Before the concert, ticket holders are invited to expand their experience with an illuminating discussion of the music, composers, and times, led by musicologist Teresa Neff, joined by Director Ian Watson.

H2 Post-Concert Reception for Young Professionals
Friday, January 21, 2011 at 10pm
Symphony 8 Restaurant & Bar, 8 Westland Ave., Boston MA
Free entrance with concert ticket

Handel and Haydn’s young professionals group, H2, offers a post-concert reception to Friday night concert-goers, where patrons can meet musicians and staff, and network with fellow arts enthusiasts. H2 season sponsor: Symphony 8 Restaurant & Bar.

Visit our new media center for releases, photos and more.

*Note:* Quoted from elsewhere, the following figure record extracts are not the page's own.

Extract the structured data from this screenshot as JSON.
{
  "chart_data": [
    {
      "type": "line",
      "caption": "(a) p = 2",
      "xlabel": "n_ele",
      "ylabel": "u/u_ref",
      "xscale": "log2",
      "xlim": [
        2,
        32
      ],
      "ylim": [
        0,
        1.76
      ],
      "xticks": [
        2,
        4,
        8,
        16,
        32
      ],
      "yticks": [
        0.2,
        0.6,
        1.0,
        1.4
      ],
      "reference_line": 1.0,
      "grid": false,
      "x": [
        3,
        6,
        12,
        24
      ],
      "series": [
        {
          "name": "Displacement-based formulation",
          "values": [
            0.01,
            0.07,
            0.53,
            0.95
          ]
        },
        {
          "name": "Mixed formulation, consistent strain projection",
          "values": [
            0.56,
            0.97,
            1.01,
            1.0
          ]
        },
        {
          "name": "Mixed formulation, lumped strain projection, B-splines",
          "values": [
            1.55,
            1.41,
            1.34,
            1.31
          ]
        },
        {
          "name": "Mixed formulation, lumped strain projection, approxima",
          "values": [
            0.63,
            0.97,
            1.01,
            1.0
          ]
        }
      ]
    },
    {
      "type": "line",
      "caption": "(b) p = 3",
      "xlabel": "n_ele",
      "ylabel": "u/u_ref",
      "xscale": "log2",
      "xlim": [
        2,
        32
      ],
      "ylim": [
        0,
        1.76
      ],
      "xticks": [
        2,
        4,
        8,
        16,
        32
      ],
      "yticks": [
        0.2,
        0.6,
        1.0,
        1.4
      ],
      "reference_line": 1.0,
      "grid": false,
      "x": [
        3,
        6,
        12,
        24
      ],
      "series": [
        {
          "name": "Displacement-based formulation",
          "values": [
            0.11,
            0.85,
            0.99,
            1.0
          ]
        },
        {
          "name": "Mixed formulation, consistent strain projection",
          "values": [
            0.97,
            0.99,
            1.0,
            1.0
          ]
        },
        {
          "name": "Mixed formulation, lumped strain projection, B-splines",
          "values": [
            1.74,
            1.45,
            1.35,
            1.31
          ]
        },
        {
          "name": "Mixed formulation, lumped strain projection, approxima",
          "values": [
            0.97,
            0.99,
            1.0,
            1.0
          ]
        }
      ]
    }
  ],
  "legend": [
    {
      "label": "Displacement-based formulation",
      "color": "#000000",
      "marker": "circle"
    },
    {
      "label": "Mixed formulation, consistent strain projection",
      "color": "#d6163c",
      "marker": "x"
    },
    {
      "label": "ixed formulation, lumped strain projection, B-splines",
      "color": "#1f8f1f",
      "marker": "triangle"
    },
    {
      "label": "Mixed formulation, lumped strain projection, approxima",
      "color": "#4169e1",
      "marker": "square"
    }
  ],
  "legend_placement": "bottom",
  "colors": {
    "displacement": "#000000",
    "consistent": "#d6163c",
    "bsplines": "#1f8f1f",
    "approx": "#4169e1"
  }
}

ABOUT HANDEL AND HAYDN SOCIETY
The Handel and Haydn Society is a professional chorus and period instrument orchestra that is internationally recognize­d as a leader in the field of Historically Informed Performance, a revelatory style that uses the instruments and techniques of the time in which the music was composed. Founded in Boston in 1815, the Society is the oldest continuously performing arts organization in the United States and has a longstanding commitment to excellence and innovation: it gave the American premieres of Handel’s Messiah (1818), Haydn’s The Creation (1819), Verdi’s Requiem (1878) and Bach’s St. Matthew Passion (1879). The Society today, under the leadership of Artistic Director Harry Christophers, is committed to its mission “to perform Baroque and Classical music at the highest levels of artistic excellence and to share that music with as large and diverse an audience as possible.” The Society is widely known through its local subscription concerts, tours, concert broadcasts on National Public Radio, and recordings. The Society’s Lamentations and Praises won a 2002 Grammy Award and two of its CDs, All is Bright and Peace, appeared simultaneously in the top ten on Billboard Magazine’s classical music chart. In September 2010, Handel and Haydn released its first collaboration with Harry Christophers on the CORO label, Mozart’s Mass in C Minor – the first in a series of recordings leading to the Society’s Bicentennial in 2015. The 2010-2011 Season marks the 25th Anniversary of Handel and Haydn’s award-winning Karen S. and George D. Levy Educational Outreach Program that brings music education, vocal training and performance opportunities to more than 10,000 students annually in Greater Boston and beyond.